[PATCHSET] block: implement blkcg hierarchy support in cfq

Mon Dec 17 18:50:14 UTC 2012

On Mon, Dec 17, 2012 at 09:38:00AM -0800, Tejun Heo wrote:

[..]
> > >   Treating cfqqs and cfqgs as equals doesn't make much sense to me and
> > >   is hairy - we need to establish ioprio to weight mapping and the
> > >   weights fluctuate as processes fork and exit.
> > 
> > So weights of task (io_context) or blkcg weights don't fluctuate with
> > task fork/exit. It is just the weight on service tree, which fluctuates.
> 
> Why would the weight on service tree fluctuate?

Because tasks come and go and get queued on service tree. I am referring
to total_weight on service tree and not weight of individual entity. That
will change only if ioprio of task changes or blkio.weight is updated.

[..]
> > I think we first need to have some kind of buy-in from cpu controller
> > guys that yes in long term they will change it. Otherwise we don't want
> > to be stuck in a situation where cpu and blkio behave entirely
> > differently.
> 
> Sure, I was planning to work on that once blkio is in place but it's
> not like we can be consistent in any other way and I don't think
> making cpu support this behavior would be too difficult.  It's just
> dealing with an extra leaf node after all.  Peter?

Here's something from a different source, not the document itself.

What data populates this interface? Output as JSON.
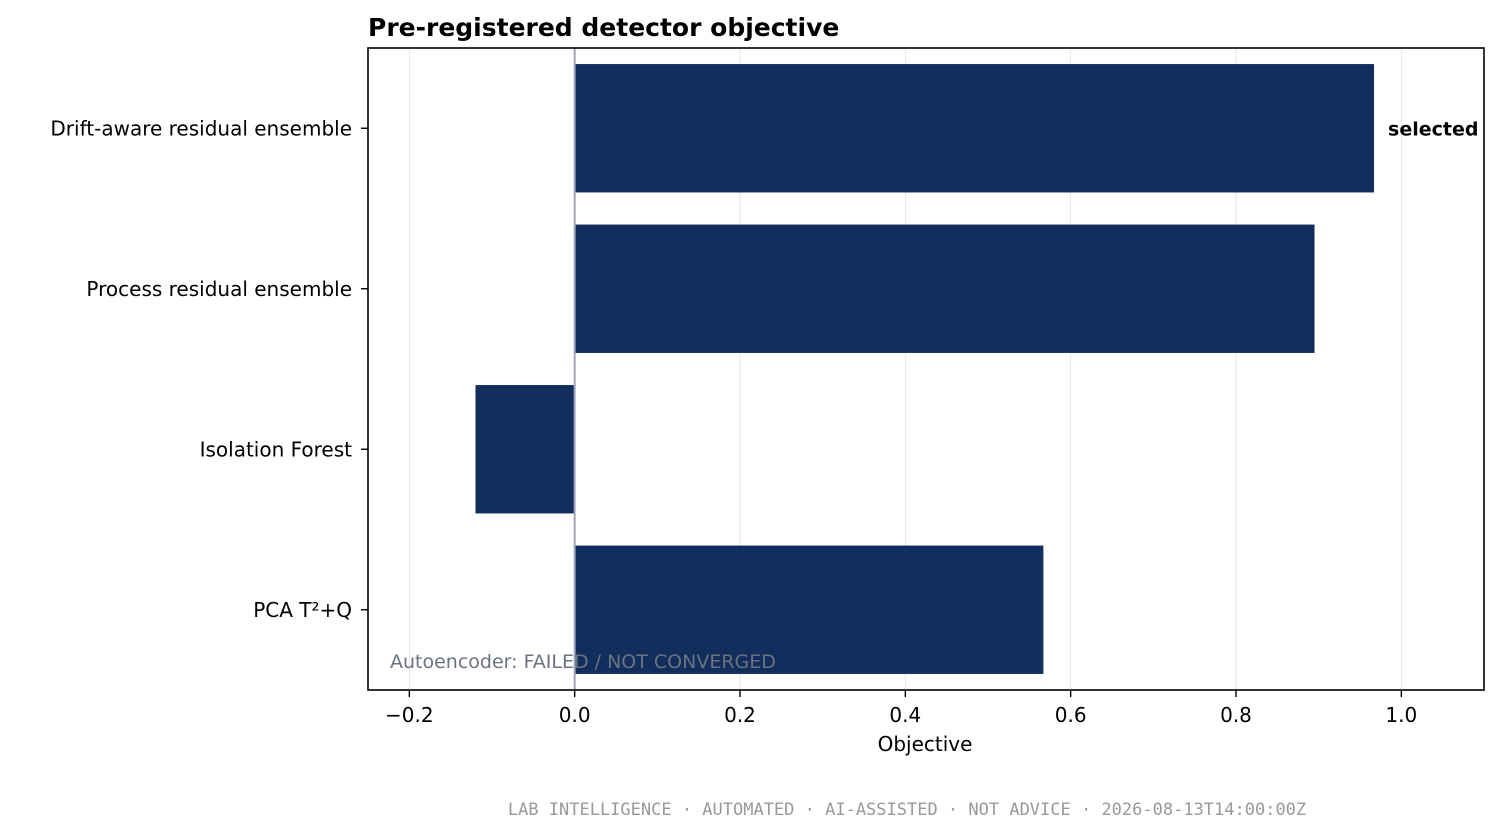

I am not concerned about implementation. I am only worried about having
agreement that having a hidden group is a better thing to do as compared
to what we have now.

[..]
> > So though I don't mind the notion of this hidden cgroups but given
> > the fact that we have implemented things other way and left it to
> > user space to manage it based on their needs, I am not sure what's
> > that fundamental reason that we should change that assumption now.
> 
> Hmmm?  blkio doesn't work like that *at all*.  Currently, it basically
> treats the root cgroup as a leaf group, so I'm kinda lost why you're
> talking about "changing the assumption" because the proposed patchset
> maintains the existing behavior (at least for 1-level hierarchy) while
> what you're suggesting would change the behavior fundamentally.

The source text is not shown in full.